Règle absolue : rien de nouveau le jour J. Tout ce que tu manges ou bois en course, teste-le à l’entraînement sur tes sorties longues.
La dernière semaine : l’affûtage
L’affûtage (ou « taper »), c’est l’art de réduire la fatigue sans perdre la forme. Concrètement, la dernière semaine tu réduis nettement le volume (–40 à –50 %) tout en gardant un peu d’intensité (quelques accélérations à allure course) pour rester vif. Dors bien, surtout l’avant-avant-veille — la nuit avant la course est souvent mauvaise, c’est normal. Ne cède pas à la panique de « je n’en fais pas assez » : la forme est déjà dans les jambes.
Le jour J : stratégie de course
- Échauffe-toi léger (5-10 min de footing + quelques lignes) si tu vises un chrono ; sur un premier semi « finish », le début de course sert d’échauffement.
- Place-toi correctement sur la ligne selon ton allure, pour éviter de te faire happer par un rythme trop rapide.
- Bride-toi sur les 5 premiers km. C’est le moment où tout le monde part trop vite. Reste sous contrôle, ça paiera dans le final.
- Fractionne mentalement : ne pense pas « il reste 15 km » mais « je fais le prochain ravito ».
- Le passage difficile arrive souvent vers le 15e-17e km. Accroche-toi, concentre-toi sur ta foulée et ta respiration.
Les erreurs classiques à éviter
- Partir trop vite le jour J — l’erreur reine. La régularité bat toujours l’emballement.
- Trop de volume, trop vite — la blessure guette ceux qui grillent les étapes. Respecte les +10 %/semaine.
- Négliger l’endurance fondamentale — courir toutes ses séances « moyennement vite » ne fait progresser sur rien.
- Sauter la sortie longue — c’est elle qui te donne le droit de finir les 21 km.
- Tester du neuf le jour J — chaussures, gel, petit-déj : tout se rode à l’entraînement.
- Zapper l’affûtage — arriver fatigué au départ ruine des semaines de travail.
Questions fréquentes sur la préparation du semi
Comment se préparer à un semi-marathon quand on débute ?
Assure-toi d’abord de courir 30 à 45 min sans marcher, puis suis un plan de 12 semaines à 3 séances : une endurance fondamentale, une séance de qualité douce et une sortie longue qui s’allonge progressivement jusqu’à 16 km.
Combien de km par semaine pour préparer un semi ?
Entre 20 et 30 km/semaine pour un débutant, 30 à 45 km pour un coureur intermédiaire.

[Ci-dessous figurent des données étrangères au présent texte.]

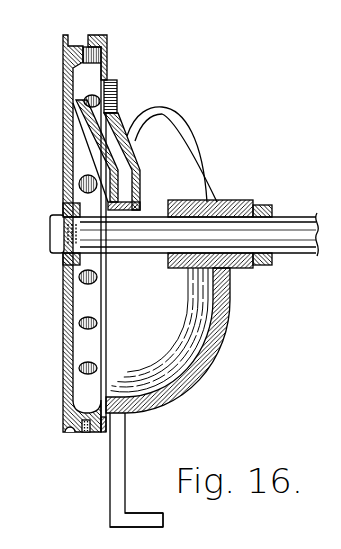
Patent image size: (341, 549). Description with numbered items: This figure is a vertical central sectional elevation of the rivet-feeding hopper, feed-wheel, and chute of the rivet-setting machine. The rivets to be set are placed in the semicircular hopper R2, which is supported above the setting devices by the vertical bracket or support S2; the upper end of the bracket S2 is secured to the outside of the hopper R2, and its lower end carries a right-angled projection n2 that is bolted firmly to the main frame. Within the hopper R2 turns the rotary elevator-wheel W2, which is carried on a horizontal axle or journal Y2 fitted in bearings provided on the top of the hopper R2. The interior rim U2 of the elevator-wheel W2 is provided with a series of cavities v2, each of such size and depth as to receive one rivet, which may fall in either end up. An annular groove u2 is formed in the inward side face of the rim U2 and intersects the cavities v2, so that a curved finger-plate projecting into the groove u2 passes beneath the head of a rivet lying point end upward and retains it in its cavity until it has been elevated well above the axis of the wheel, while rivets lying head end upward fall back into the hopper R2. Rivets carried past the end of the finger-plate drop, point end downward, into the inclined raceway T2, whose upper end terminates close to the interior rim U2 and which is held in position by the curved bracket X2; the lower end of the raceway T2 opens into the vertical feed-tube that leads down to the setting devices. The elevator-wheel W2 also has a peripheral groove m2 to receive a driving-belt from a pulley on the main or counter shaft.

The peripheral groove m2 is at (73, 438).
The annular groove u2 is at (107, 53).
The cavities v2 is at (90, 95).
The rotary elevator-wheel W2 is at (63, 160).
The inclined raceway T2 is at (110, 155).
The curved bracket X2 is at (189, 141).
The horizontal axle or journal Y2 is at (50, 234).
The semicircular hopper R2 is at (189, 306).
The interior rim U2 is at (97, 247).
The vertical bracket or support S2 is at (136, 470).
The right-angled projection n2 is at (136, 512).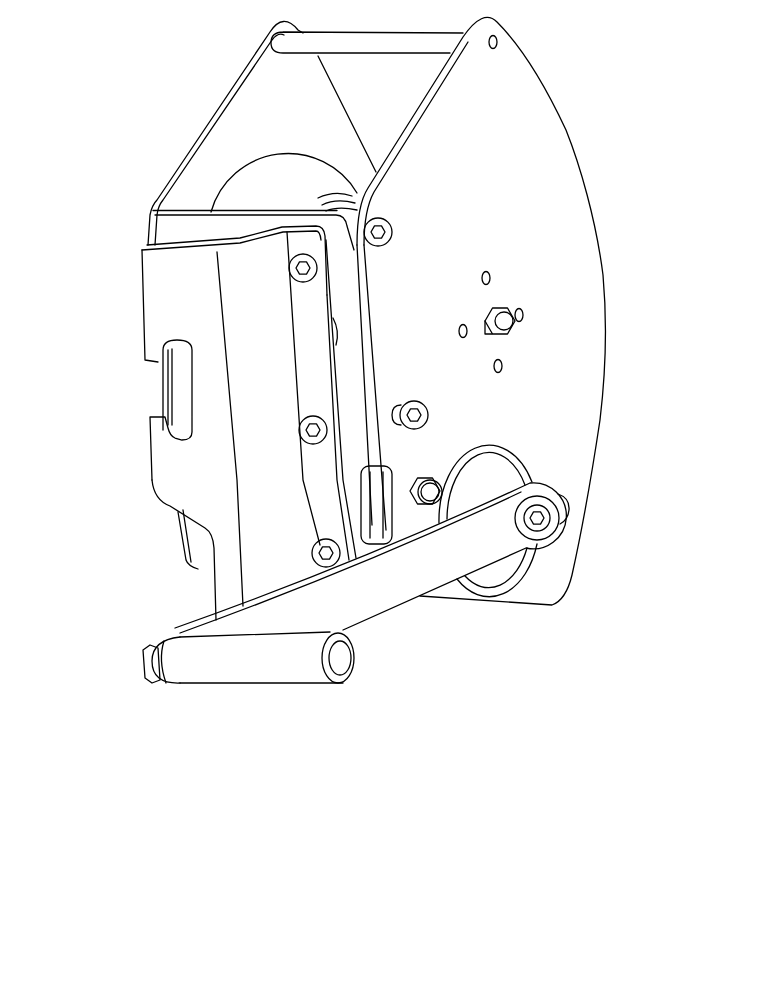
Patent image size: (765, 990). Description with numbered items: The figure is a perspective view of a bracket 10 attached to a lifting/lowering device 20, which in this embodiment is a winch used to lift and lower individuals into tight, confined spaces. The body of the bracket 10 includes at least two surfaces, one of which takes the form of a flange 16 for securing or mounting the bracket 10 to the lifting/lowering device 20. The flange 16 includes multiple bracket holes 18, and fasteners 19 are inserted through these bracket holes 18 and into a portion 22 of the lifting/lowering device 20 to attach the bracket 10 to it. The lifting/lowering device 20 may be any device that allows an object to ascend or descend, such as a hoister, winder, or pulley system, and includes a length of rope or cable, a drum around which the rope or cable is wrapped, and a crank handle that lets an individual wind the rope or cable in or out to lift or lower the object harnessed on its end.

The bracket 10 is at (148, 520).
The flange 16 is at (334, 508).
The bracket holes 18 is at (300, 252).
The fasteners 19 is at (300, 430).
The lifting/lowering device 20 is at (589, 92).
The portion of the lifting/lowering device 22 is at (368, 427).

L’important est la régularité et la progression, pas le chiffre brut.
Puis-je courir un semi si je cours déjà 10 km ?
Absolument. C’est même le profil idéal. Il te suffit d’ajouter du volume et une sortie longue plus ambitieuse pendant 8 à 10 semaines.
Peut-on préparer un semi-marathon en 1 mois ?
Oui si tu as déjà une bonne base (tu cours confortablement 12-15 km). En partant de zéro, c’est déconseillé : le risque de blessure est trop élevé.
Quel temps pour un premier semi-marathon ?
Le temps moyen d’un semi tourne autour de 2 h 14, et de 2 h 30 chez les débutants. Finir un premier semi entre 2 h et 2 h 30 est un très bon résultat : l’objectif devrait surtout être de finir en forme, pas de faire un chrono.
Que manger la veille d’un semi ?
Un repas riche en glucides bien digestes (pâtes, riz), sans excès ni aliment inhabituel, et une bonne hydratation tout au long de la journée.